The kishion glowered at her as she emerged.
“I slept overlong,” she apologized. Some of her strength had returned, and she felt light-headed with hunger.
“Some sleep while others kill,” he said with a savage frown on his face. Her mood darkened in the face of his wrath. “They have no more hunters following us, you can be assured of that. I got as many of them as I could in the dark, but in the daylight even a blind man could follow our trail. We must go.”
“I am sorry,” Maia said, gripping the kishion’s arm.
He thrust her away. “Why must I keep repeating this lesson,” he said with a dangerous tone in his voice. He pitched it lower, but he did not seem to care that Jon Tayt could hear him. “You are tenderhearted and it will get you killed. That man hunting us, he does not care how many innocents perish to achieve his aim. He is not bound by the rules of your conscience. Innocent folk will die because they crossed our path. Settle it within yourself, Lady Maia. It is a harsh reality in this world that those in power need no justification and beg no excuses. Even your father is this way.”
Maia’s heart shriveled with dread at the words. Her heart pounded with fury, and she wanted to force him to deny it. Her father had been a maston. A descendent of the first Family and the ruling houses of Comoros. He would not stoop to murdering his enemies as the rulers of Comoros had done in the days of her ancestors, the days before the mastons fled the realm on ships.
“I do not. I will condone neither the death of innocent villagers nor the purposeful deaths of my enemies,” Maia said through what felt like chalk in her throat.
“What would you have me do?” the kishion sneered. “Beg them to stop hunting us?
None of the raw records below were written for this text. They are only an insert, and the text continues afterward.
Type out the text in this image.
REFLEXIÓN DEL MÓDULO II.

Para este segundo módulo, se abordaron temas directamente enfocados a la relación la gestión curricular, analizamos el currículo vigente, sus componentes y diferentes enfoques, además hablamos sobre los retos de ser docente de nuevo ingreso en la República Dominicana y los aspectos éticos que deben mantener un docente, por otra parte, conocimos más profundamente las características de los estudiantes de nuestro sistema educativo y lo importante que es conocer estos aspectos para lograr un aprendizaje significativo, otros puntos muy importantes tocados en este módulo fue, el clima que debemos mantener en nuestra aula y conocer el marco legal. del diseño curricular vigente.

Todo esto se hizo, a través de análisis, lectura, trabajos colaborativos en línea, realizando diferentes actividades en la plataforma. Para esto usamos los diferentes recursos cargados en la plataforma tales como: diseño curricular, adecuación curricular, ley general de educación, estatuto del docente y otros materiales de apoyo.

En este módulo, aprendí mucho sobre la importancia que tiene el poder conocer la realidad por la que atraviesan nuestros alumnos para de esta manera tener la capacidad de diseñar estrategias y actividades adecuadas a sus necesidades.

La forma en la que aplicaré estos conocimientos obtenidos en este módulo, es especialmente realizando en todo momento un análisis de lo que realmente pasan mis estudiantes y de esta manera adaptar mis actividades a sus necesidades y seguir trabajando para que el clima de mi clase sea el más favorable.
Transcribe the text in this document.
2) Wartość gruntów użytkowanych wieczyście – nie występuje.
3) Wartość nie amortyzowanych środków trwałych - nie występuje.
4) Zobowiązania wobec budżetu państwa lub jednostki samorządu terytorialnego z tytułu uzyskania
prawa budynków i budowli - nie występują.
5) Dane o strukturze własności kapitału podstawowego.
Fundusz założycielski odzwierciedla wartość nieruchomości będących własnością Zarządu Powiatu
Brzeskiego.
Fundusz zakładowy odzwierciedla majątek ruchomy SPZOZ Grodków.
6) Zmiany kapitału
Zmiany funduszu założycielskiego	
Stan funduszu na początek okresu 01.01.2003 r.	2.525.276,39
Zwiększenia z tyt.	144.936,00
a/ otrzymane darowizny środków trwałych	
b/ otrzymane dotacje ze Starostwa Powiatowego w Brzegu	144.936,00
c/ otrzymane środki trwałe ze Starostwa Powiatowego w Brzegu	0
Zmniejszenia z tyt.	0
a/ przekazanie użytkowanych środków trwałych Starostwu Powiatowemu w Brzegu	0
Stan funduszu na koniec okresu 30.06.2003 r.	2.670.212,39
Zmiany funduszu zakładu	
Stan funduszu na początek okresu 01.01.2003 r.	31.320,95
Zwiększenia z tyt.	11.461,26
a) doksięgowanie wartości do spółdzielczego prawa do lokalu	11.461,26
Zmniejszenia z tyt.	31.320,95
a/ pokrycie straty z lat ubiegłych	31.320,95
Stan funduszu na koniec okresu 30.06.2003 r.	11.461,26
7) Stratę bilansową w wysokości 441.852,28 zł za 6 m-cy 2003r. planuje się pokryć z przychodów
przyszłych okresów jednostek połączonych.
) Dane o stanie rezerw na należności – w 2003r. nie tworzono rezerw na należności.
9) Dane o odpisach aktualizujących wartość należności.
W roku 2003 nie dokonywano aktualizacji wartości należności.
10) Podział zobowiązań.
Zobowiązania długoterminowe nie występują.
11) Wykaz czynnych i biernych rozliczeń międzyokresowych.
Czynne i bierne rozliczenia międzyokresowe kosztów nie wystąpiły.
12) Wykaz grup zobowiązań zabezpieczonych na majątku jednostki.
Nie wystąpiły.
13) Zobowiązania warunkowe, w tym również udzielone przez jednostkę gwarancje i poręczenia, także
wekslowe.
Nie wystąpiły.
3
The only reason they stopped hounding our trail was fear. They feared me; they feared the dark. We must use whatever weapons are available to us. At present, we have little but our ability to flee. Two men against twenty is an unfair fight under any circumstances.” He turned and gave an earnest look to Jon Tayt. “Lead on, hunter. We must not let them overtake us on the trail.”
The burly hunter sheathed the throwing axe in his belt. “Yes, I am not squeamish about leaving corpses behind us to rot in the woods. Or under rocks.” Maia watched him bend over near the edge of the cave mouth and scatter mule’s ear leaves over a thin, rough cord half hidden by the edge of the stone. She realized he had triggered it to collapse.